More than 55,000 photos and documents of naked, tortured and emaciated bodies have been released to the public by the Turkish Anadulo News Agency.
A defected Syrian soldier, who had worked for the government for 13 years, had been tasked with documenting the dead bodies of regime soldiers who had been brought from their places of detention to a military hospital during the civil war, according to the news agency.
The Syrian ‘TahrirSouri’ group claimed 10 days ago that it had obtained a rare photo from a security agent, who defected from state security branch 215 during the Syrian uprising, which showed a number of naked and skeletal bodies, which appear to have died of starvation.
The bodies brought to the hospital were all those of detained Syrian opposition members, which showed signs of starvation, brutal beatings, strangulation and other forms of torture and killing. It has became routine for the military to photograph the bodies and faces of people in detention after designating them with a 'numbering system.'
These images, which have handwritten codes on each dead body or face, have been accepted as “documents” of the systematic torture and killing of people under the “execution orders” of the Syrian Army.
Some within the military police, having taken 55,000 photos over two years, have become fed up with the policy of killing by torture, and have built up secret contacts within the Syrian opposition.
Therefore, some military police regularly recorded and sent copies of these photographs to a trusted contact using a 'flash drive' (memory stick).
With assistance from the Syrian opposition, an inquiry team of international lawyers has been established, which includes forensic medicine and forensic imaging experts, who have vast experience in the prosecution of war crimes, crimes against humanity and other crimes contrary to international law.
The team includes the former lead prosecutor of in the International Criminal Tribunal trial of former President Slobodan Milosevic of Yugoslavia and prosecutors and lawyers for the Special Court for Sierra Leone.
The images were uploaded directly to a secure server at a laboratory in the UK for assessment as to whether the photos were accurate or not and it was confirmed to the inquiry team that none of the images were digitally altered.
The team has examined 26,000 of 55,000 photographs so far.
Based on the material, it was revealed that there is clear evidence of the systematic torture and killing of the people photographed, many of whom were tortured while their limbs were tied, or strangled with cable ties.
Another clear conclusion of the inquiry is that starvation was used as a method of torture.
The team has estimated that there are some 55,000 images of some 11,000 detainees who have been tortured and killed by regime agents since the beginning of the uprising in March 2011.

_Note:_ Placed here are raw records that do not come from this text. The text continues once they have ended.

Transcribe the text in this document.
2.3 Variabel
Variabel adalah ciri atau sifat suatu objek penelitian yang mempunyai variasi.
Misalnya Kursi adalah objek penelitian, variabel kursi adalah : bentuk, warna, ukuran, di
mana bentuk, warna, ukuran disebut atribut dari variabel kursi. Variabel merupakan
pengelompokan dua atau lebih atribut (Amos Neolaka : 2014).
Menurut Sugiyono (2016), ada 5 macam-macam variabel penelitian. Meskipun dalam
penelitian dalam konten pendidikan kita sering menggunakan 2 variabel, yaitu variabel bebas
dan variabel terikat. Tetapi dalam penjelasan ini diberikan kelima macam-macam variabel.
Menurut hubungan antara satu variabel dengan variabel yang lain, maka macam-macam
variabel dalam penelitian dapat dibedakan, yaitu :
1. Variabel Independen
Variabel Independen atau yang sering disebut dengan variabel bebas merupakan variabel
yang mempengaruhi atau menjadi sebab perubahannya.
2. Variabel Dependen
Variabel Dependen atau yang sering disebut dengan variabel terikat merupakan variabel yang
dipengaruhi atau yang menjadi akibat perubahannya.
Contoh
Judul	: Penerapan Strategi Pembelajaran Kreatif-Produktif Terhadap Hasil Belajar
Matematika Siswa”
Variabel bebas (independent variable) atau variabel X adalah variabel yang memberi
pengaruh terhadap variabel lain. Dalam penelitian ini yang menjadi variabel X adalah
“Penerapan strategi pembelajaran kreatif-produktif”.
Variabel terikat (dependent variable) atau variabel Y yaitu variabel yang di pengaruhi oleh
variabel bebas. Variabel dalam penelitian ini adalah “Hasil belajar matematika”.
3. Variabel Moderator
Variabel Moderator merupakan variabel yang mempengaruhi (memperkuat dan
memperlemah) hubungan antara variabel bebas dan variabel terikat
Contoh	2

Members of the team have also heard evidence from the defected military contact and concluded that the material is “clear evidence”, which could be believed as fact in a court of law.
Such “clear evidence” would support findings of “crimes against humanity” and also support findings of “war crimes” against the current Syrian regime, the team has concluded in their report, which was signed by all commission members.
The military defector, who has surely carried out one of the most intriguing jobs in the world, has been codenamed “Caesar” for his own safety.